Tulsa offering $10,000 for people to move there
Cities like Tulsa, Topeka and Savannah are paying (certain) people to move there, a way to diversify their communities and attract smart and interesting people.
Why it matters: In the "work from anywhere" world, mid-tier cities are betting they can draw talent and vibrancy from major hubs — and so far it seems to be working.
What's happening: It all started in 2018 with Tulsa Remote, a project sponsored by the George Kaiser Foundation, which offers $10,000 and free desk space to qualified people who move from out-of-state and stay at least a year.
- The website pitch: "Hi remote workers! We'll pay you to work from Tulsa. You're going to love it here."
- They're looking for people with cool jobs who want to buy a house and set down roots.
- They get 1,000 applications a week and interview 200–300 candidates on Zoom.
Over two years, about 500 people have moved to Tulsa under the program, Ben Stewart, the executive director, told me.

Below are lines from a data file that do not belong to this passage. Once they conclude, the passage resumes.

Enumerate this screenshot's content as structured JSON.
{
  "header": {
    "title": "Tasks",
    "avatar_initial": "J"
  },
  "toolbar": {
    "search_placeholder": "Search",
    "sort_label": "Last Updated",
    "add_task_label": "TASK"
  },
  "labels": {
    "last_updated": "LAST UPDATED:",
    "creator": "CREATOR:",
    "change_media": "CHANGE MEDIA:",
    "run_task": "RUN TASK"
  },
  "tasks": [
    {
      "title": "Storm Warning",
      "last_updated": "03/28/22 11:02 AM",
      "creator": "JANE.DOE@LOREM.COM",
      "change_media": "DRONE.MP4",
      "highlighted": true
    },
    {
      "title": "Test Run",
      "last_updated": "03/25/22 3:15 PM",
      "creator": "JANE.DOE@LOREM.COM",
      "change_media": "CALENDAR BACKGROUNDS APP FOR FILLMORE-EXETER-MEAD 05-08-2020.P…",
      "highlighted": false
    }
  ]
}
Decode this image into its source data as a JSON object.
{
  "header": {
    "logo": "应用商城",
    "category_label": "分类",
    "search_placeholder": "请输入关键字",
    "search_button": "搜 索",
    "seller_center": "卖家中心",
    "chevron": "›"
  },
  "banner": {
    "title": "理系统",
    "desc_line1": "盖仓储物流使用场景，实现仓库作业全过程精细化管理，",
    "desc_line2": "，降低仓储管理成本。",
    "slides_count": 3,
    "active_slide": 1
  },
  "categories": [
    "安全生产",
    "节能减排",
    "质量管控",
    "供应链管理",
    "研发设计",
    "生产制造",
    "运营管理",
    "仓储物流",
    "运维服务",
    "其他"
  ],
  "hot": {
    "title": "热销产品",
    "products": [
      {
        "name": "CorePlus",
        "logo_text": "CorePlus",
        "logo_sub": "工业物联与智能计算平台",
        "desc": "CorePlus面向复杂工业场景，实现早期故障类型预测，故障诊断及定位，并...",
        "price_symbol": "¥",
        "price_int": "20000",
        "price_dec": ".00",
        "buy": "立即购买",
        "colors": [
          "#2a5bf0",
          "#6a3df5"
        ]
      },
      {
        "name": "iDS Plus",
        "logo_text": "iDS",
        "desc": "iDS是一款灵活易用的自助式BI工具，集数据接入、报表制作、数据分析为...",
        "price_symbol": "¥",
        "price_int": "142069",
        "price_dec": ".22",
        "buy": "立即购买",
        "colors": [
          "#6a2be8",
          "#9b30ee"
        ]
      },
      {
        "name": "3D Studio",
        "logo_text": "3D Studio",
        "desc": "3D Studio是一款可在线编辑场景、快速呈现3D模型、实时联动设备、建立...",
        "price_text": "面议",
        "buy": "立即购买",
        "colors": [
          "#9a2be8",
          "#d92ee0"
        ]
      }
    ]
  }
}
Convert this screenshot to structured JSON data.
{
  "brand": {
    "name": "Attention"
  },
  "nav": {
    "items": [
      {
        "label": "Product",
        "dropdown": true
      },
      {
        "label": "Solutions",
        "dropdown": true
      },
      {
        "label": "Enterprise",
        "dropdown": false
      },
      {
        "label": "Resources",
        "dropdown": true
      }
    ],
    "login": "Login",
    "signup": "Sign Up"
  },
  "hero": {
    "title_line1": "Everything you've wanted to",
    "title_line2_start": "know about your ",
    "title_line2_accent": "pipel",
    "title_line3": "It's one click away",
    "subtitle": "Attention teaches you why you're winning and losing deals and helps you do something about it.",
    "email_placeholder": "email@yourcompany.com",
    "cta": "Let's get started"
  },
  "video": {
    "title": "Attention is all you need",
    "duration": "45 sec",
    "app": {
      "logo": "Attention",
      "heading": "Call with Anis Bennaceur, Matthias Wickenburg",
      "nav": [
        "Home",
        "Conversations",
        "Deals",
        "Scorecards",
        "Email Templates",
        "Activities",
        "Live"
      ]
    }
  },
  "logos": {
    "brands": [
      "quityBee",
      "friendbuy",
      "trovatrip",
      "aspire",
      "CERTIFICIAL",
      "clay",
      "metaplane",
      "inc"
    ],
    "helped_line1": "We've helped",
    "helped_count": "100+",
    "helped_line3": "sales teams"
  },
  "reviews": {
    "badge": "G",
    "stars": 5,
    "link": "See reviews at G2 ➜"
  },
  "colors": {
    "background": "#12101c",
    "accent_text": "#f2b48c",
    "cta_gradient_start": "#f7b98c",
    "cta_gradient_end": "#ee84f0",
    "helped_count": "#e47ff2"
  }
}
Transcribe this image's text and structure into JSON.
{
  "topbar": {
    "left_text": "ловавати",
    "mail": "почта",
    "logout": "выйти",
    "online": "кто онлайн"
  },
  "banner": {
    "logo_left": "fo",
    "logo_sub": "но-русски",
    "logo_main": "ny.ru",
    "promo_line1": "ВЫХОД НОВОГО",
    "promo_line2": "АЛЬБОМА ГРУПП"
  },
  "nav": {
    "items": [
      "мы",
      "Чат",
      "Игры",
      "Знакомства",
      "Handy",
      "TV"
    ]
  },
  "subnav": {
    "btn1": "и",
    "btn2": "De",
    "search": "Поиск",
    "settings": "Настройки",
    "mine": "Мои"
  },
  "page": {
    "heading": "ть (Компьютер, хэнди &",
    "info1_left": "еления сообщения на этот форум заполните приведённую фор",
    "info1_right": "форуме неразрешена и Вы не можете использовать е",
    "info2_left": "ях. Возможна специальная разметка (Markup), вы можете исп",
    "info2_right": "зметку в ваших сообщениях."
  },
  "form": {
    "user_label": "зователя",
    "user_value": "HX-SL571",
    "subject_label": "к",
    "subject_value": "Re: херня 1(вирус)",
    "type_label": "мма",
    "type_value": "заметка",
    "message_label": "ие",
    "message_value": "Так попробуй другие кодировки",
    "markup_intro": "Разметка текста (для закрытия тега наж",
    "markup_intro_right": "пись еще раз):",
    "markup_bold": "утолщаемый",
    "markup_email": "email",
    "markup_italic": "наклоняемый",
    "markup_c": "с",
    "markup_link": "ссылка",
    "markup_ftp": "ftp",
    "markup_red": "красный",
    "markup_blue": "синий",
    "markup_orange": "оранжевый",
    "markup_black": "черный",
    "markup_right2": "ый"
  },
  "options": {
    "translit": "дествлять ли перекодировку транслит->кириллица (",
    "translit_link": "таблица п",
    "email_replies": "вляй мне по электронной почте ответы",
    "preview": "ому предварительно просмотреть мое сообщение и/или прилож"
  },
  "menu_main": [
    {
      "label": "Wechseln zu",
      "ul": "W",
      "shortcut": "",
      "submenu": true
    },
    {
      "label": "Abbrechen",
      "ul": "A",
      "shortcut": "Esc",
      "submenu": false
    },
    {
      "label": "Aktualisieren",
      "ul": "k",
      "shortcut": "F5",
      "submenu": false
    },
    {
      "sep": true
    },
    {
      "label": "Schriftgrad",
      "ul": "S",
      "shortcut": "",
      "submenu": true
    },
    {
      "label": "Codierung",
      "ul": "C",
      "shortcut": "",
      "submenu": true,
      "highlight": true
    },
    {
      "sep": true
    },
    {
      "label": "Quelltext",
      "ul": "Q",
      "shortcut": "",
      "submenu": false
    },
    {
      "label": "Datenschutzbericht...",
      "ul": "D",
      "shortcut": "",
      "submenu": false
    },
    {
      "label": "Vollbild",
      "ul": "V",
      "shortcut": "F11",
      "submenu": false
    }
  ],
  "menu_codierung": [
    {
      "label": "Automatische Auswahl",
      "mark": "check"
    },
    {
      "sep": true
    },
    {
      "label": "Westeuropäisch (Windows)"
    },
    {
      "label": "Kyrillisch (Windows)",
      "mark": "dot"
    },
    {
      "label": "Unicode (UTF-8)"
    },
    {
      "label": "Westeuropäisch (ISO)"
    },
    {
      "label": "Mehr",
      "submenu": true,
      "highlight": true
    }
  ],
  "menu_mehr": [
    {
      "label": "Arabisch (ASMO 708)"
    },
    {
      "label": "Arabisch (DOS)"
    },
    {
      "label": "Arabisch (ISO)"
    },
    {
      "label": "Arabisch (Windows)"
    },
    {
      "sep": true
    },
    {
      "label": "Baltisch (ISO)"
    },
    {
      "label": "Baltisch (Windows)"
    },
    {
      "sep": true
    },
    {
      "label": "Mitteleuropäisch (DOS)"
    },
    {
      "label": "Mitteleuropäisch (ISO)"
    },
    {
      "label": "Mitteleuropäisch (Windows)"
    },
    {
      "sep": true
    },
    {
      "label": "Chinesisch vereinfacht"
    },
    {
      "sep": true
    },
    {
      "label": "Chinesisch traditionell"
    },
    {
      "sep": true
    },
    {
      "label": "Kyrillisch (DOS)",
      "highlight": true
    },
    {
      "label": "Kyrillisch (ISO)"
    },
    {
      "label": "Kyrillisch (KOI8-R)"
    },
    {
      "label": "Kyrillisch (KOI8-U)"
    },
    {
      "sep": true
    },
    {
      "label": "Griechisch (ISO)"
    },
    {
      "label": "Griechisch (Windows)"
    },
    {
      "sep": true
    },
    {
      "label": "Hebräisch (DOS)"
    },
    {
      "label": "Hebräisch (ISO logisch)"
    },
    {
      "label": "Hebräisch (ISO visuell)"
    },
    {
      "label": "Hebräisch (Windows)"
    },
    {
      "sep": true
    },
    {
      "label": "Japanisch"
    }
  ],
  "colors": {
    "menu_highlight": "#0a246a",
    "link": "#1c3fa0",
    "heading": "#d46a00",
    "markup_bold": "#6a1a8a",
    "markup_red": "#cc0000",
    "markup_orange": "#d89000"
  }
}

In the first cohort, 90% stayed past the first year.
- Half come from California, New York and Massachusetts, with others from Colorado and Texas.
- "We’re seeing people from all 50 states have interest in the program," Stewart says.
Context: COVID-19 has galvanized the "work from anywhere" movement, as recently articulated by Harvard Business School professor Prithwiraj Choudhury.
- "For years, brain drain has plagued noncoastal cities in America, with talent and companies relocating to a handful of cities on the coasts," Choudhury wrote in NYT.
- "Fostering 'work from anywhere' is an opportunity to reverse that trend."
The state of play: Other cities offer similar incentives:
- "Choose Topeka" dangles up to $15,000.
- Savannah is offering $2,000 to tech workers.
- Vermont had a $10,000 incentive program that expired last year.
"There's a huge list of cities that have contacted us, and we have been happy to share our learnings," Stewart said. He's heard from folks in Hawaii, Alaska, Alabama, Kentucky and Arkansas.
The bottom line: "We recognized that remote work was a wave that was going to grow," Stewart said. "We didn't realize it would truly explode as it has during 2020."